Zuschrift von Herrn H. (März 2015):
Ich habe bei diesen Aufklärerfotos immer ein mulmiges Gefühl, war mein Vater doch als 16jähriger Kriegsfreiwilliger im 1. WK an der Westfront, sein Kompanieführer hieß Ernst Jünger. Ich denke immer, irgendwo da unten könnte der arme, leidende, knapp überlebende Glückspilz ja sein, inmitten von Schlamm, Blut, Tod, Gestank, Lärm, dem irren innereuropäischen Bruderzwist, der ein Verbrechen aller Seiten an der Zivilisation Westeuropas war. Mich irritiert das Blau, gar Grün der Hauptkampflinie. Aussage wäre für mich blutrot in diesem Bereich. Das hätte mich mehr überzeugt. Teilweise hätte ich es blass angemessener empfunden. Leichenblass. Nicht alles ist nur Farben(Spielerei ?). Sorry für die Kritik. Aber es sind meine Gedanken.

Lieber Herr H.,
Ihre Gedanken dazu sind völlig in Ordnung. Aber es ist nun mal so, dass selbst den schrecklichsten Dingen eine gewisse Ästhetik innewohnt. Künstler haben diese Erfahrung hundertfach der Nachwelt überliefert. Die allerwenigsten Menschen können noch nachvollziehen was beispielsweise ein Otto Dix an der Front sah, erlebte. Und auch der Tod und seine Absandten kommen nicht trist Grau in Grau daher (obwohl es Hunderte von Grau gibt). Farben im Krieg entstehen nicht nur durch Blut und Pulververbrennungen. Sie sind immer da, in der Erde, in der Luft, sogar im Licht, dass von verschiedenen Stellen reflektiert, in seiner Frequenz modifiziert wird. Trifft ein blauer Lichtstrahl auf gelben Sand, wird er nicht als Blau zurückgestrahlt, sondern nimmt Farbanteile mit, trifft auf andere Farben verändert sich erneut. Das Blut der Soldaten tritt an die Luft, sein Inhaltstoffe reagieren sofort, das Farbspektrum verändert sich, oxidiert mit dem Luftsauerstoff, gerinnt, wird schwarz zu Kohlenstoff verbrannt.

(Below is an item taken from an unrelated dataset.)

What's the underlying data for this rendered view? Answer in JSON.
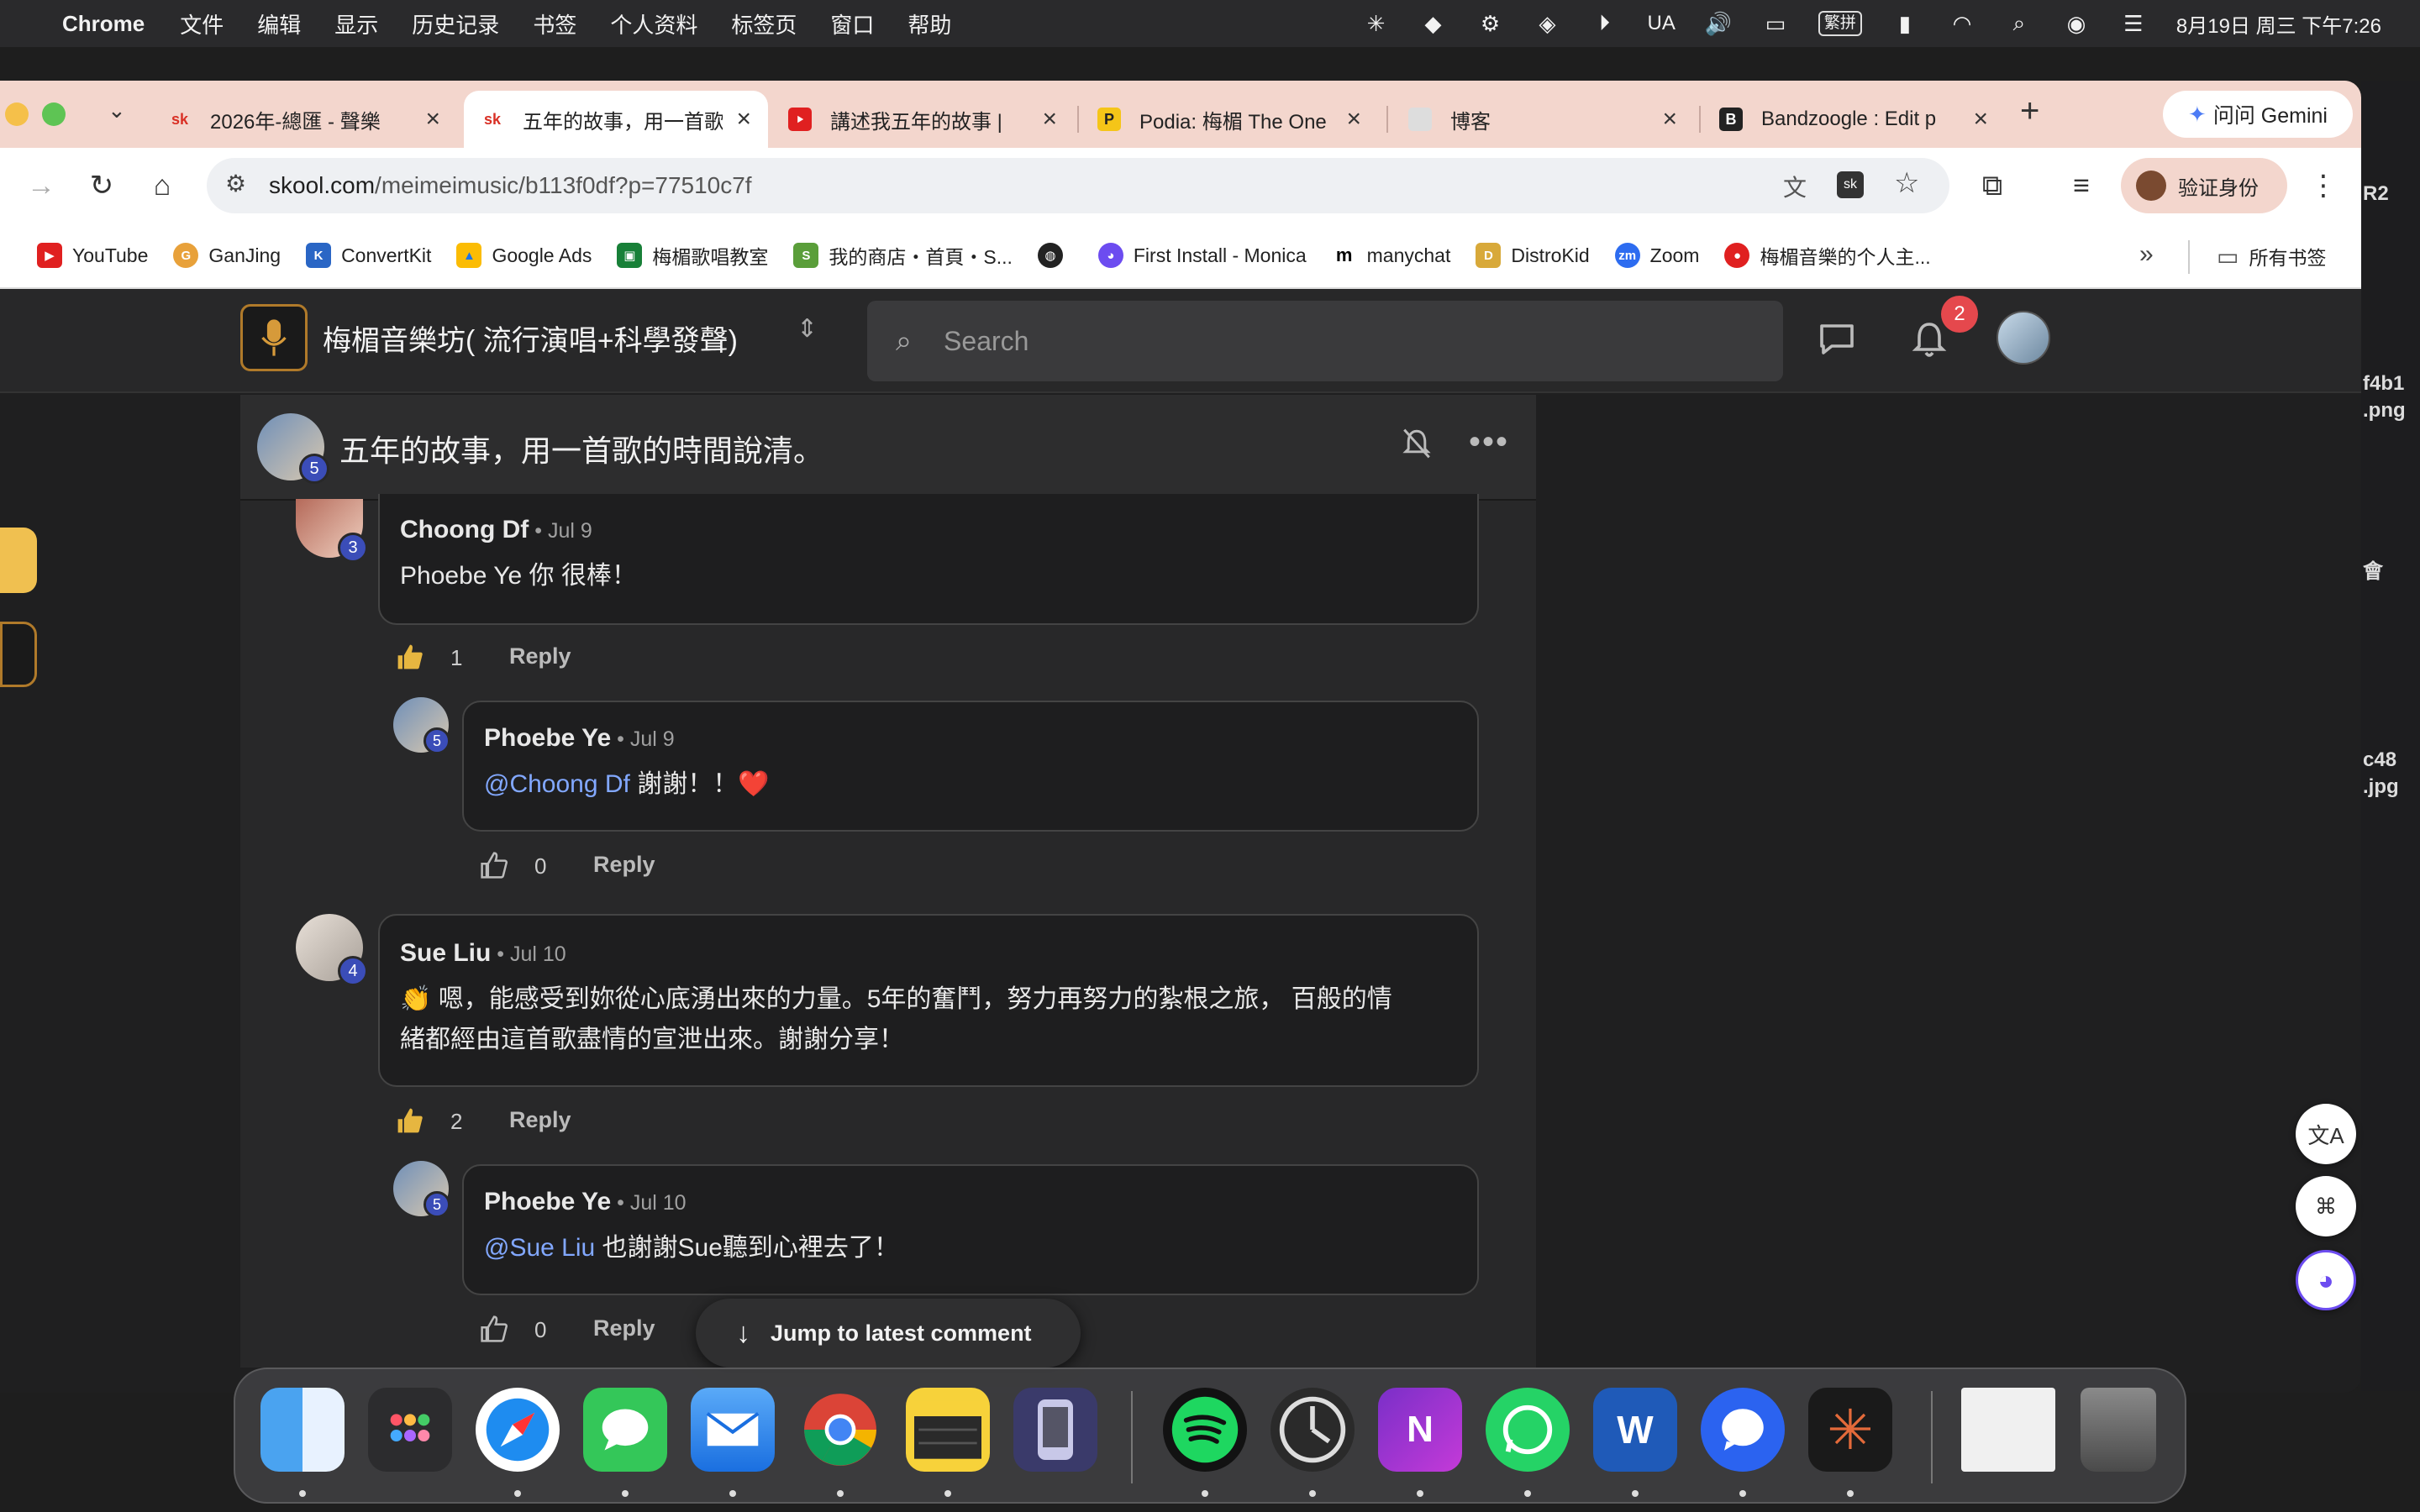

Und zwischen all dem blühen Pflanzen in all ihrer Unschuld in gelb, blau, grün --- und sogar rot. Der Klatschmohn, die Poppies wie der Brite sagt, sind nicht von ungefähr die Blumen des Grabenkrieges. Sie blühen nur einen einzigen Tag ... um sich auszusamen ... und nach kurzer Zeit erneut aus dem Boden zu schießen, zu neuer kurzer Blüte zu wachsen, sich immer wieder per Samen zu erneuern. Vermutlich kennen Sie den Plot des Films "Im Westen nichts Neues" nach Remarque ... er endet damit, dass der Protagonist, von einem Schmetterling fasziniert die jahrelang geübte Vorsicht vergisst ...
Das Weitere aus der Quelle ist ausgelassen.